Автомобили не хуже телефонов знают, как сокращать пространство, умеют двигаться по-броуновски беспечно, бесконечно. И эти конвульсии перемещений доставляют почти сексуальное удовольствие тем, кто им сопричастен, умеет тешить себя иллюзорным обладанием пространством и временем. Но бывает, что кончается бензин, машины обреченно замирают в не самых подходящих для медитаций местах, — и это род усталости, забывчивости, какой-то оранжерейной амнезии, репетиция смерти. Тогда, когда такое происходит, из автомобилей выходят люди и начинают друг другу что-то объяснять, доказывать; объяснять, пожалуй, даже излишне эмоционально, сопровождая свою речь патолого-анатомической жестикуляцией. Шуршат листья.

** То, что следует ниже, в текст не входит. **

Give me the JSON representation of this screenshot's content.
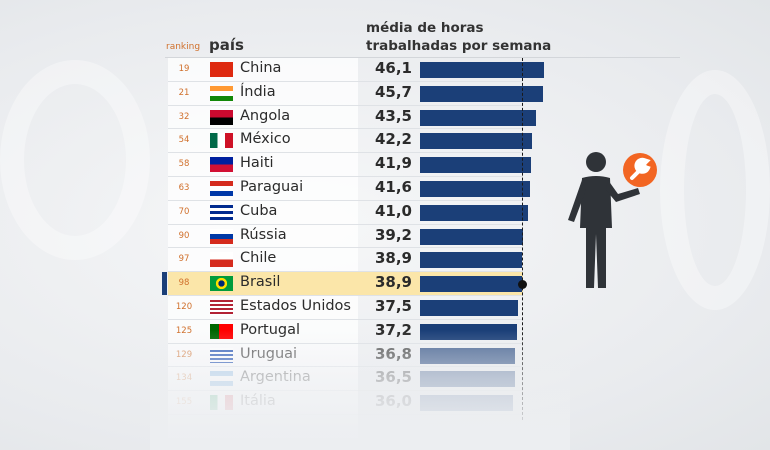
{
  "chart_data": {
    "type": "bar",
    "orientation": "horizontal",
    "headers": {
      "ranking": "ranking",
      "country": "país",
      "value": "média de horas\ntrabalhadas por semana"
    },
    "rows": [
      {
        "rank": "19",
        "country": "China",
        "value": "46,1",
        "v": 46.1,
        "flag": "china-flag-icon"
      },
      {
        "rank": "21",
        "country": "Índia",
        "value": "45,7",
        "v": 45.7,
        "flag": "india-flag-icon"
      },
      {
        "rank": "32",
        "country": "Angola",
        "value": "43,5",
        "v": 43.5,
        "flag": "angola-flag-icon"
      },
      {
        "rank": "54",
        "country": "México",
        "value": "42,2",
        "v": 42.2,
        "flag": "mexico-flag-icon"
      },
      {
        "rank": "58",
        "country": "Haiti",
        "value": "41,9",
        "v": 41.9,
        "flag": "haiti-flag-icon"
      },
      {
        "rank": "63",
        "country": "Paraguai",
        "value": "41,6",
        "v": 41.6,
        "flag": "paraguay-flag-icon"
      },
      {
        "rank": "70",
        "country": "Cuba",
        "value": "41,0",
        "v": 41.0,
        "flag": "cuba-flag-icon"
      },
      {
        "rank": "90",
        "country": "Rússia",
        "value": "39,2",
        "v": 39.2,
        "flag": "russia-flag-icon"
      },
      {
        "rank": "97",
        "country": "Chile",
        "value": "38,9",
        "v": 38.9,
        "flag": "chile-flag-icon"
      },
      {
        "rank": "98",
        "country": "Brasil",
        "value": "38,9",
        "v": 38.9,
        "flag": "brazil-flag-icon",
        "highlight": true
      },
      {
        "rank": "120",
        "country": "Estados Unidos",
        "value": "37,5",
        "v": 37.5,
        "flag": "usa-flag-icon"
      },
      {
        "rank": "125",
        "country": "Portugal",
        "value": "37,2",
        "v": 37.2,
        "flag": "portugal-flag-icon"
      },
      {
        "rank": "129",
        "country": "Uruguai",
        "value": "36,8",
        "v": 36.8,
        "flag": "uruguay-flag-icon"
      },
      {
        "rank": "134",
        "country": "Argentina",
        "value": "36,5",
        "v": 36.5,
        "flag": "argentina-flag-icon"
      },
      {
        "rank": "155",
        "country": "Itália",
        "value": "36,0",
        "v": 36.0,
        "flag": "italy-flag-icon"
      }
    ],
    "reference_line": 38.9,
    "colors": {
      "bar": "#1b3f78",
      "highlight_row": "#fbe6a9",
      "rank_text": "#d0702c",
      "accent": "#f26522"
    }
  },
  "illustration": {
    "icon": "worker-with-wrench-icon"
  }
}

Днем натыкаюсь в облюбованной мной кофейне на Карла. Он в одиночестве пьет кофе. Иногда на его лице появляется какое-то подобие блаженной, идиотской ухмылки, но оно тут же рассеивается, и Карл с задумчивым видом, но по-прежнему не замечая меня, продолжает изучать вязкую структуру кофейной гущи. Я спешу выйти на улицу, где зануда-дождь изъясняется междометиями. В конце концов, думаю я, жизнь перпендикулярна нашим наклонностям, изгибам спины, шатким извилинам предположений,
21.00. В отсутствие голоса, движения рождается пустота. И луна светит как-то особенно пронзительно, словно желая заменить собой то, чье она отражение. Пуленепробиваемые глаза хороши, мой Друг, лишь до тех пор, пока не бездонны, не бездны, не без… О дальнейшем же умолчит сердце, успокоенное двумя-тремя дольками валидола или кусочком сахара, пропитанным мятными каплями. И потом снятся они, полупрозрачные, как намерения, но к моменту утра — когда просыпаешься — рассеиваются, словно фантомы, или зубы дракона, или бред. Но некоторое время спустя, случается, повторяются наяву.

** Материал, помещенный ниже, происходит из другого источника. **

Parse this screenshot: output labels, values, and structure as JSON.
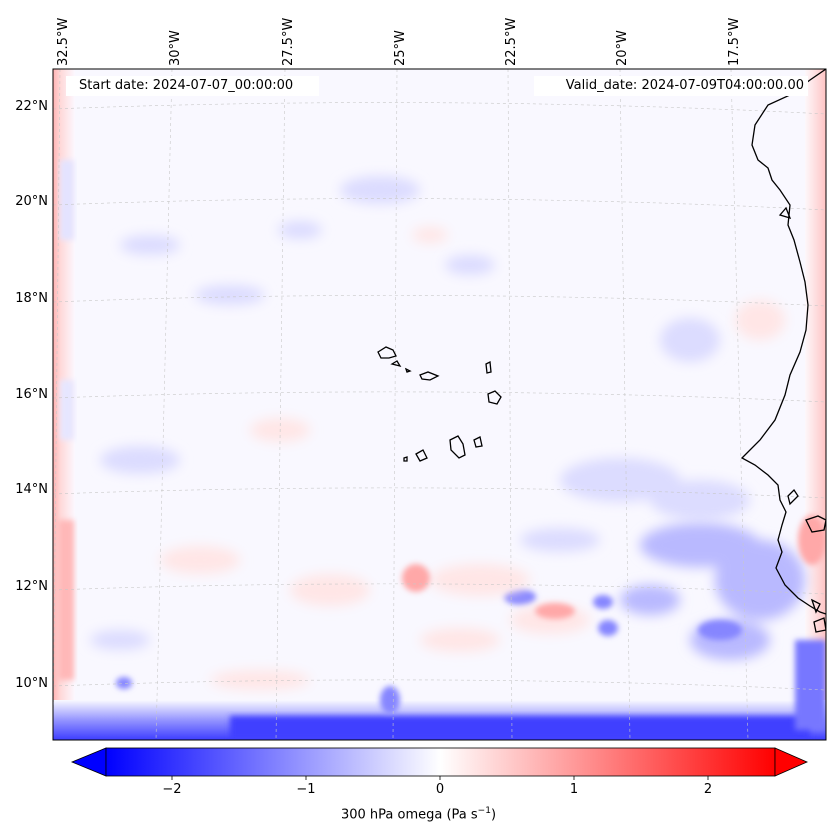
{
  "map": {
    "start_date_label": "Start date: 2024-07-07_00:00:00",
    "valid_date_label": "Valid_date: 2024-07-09T04:00:00.00",
    "longitude_labels": [
      "32.5°W",
      "30°W",
      "27.5°W",
      "25°W",
      "22.5°W",
      "20°W",
      "17.5°W"
    ],
    "latitude_labels": [
      "22°N",
      "20°N",
      "18°N",
      "16°N",
      "14°N",
      "12°N",
      "10°N"
    ],
    "region": "Cape Verde Islands and West African coast",
    "variable": "300 hPa omega",
    "colormap": "bwr",
    "colors": {
      "negative": "#0000ff",
      "zero": "#ffffff",
      "positive": "#ff0000",
      "coastline": "#000000"
    }
  },
  "colorbar": {
    "ticks": [
      "−2",
      "−1",
      "0",
      "1",
      "2"
    ],
    "tick_values": [
      -2,
      -1,
      0,
      1,
      2
    ],
    "range": [
      -2.6,
      2.6
    ],
    "extend": "both",
    "label_main": "300 hPa omega (Pa s",
    "label_exp": "−1",
    "label_end": ")"
  }
}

Вытащив из-под дивана телефон, не спеша набираю номер.
— Ольга, привет! Ты не знаешь случайно, где сегодня пьют?
— Нет. Но у меня есть бутылочка мартини, так что…
Как, однако, все просто и мило!
22.00. Когда угловатые тени скользят по улицам, вдоль домов, обмирая на перекрестках и, после паузы, вновь продолжая движение, ты чувствуешь на своих (чьих же еще?) губах чужое дыхание, его пьешь. Оно какое? Прерывистое, как азбука Морзе. Взволнованное. Влажное. Мятное. Сбивчивое, как взбитые сливки, как бит-квинтетом органов чувств исполненные пьески для механически моргающего клапанами сердца, являющегося каким-то сгусточком порока и нежности. И тогда дурацкая плоть уже задыхается, готова похерить все законы, даже термодинамики, лишь бы не утерять этой ариАДновой ниточки безумия, которое есть дыхание, коснувшееся губ. В этот момент пламя в аду, должно быть, становится каким-то вялым, словно насладившийся любовью зверек.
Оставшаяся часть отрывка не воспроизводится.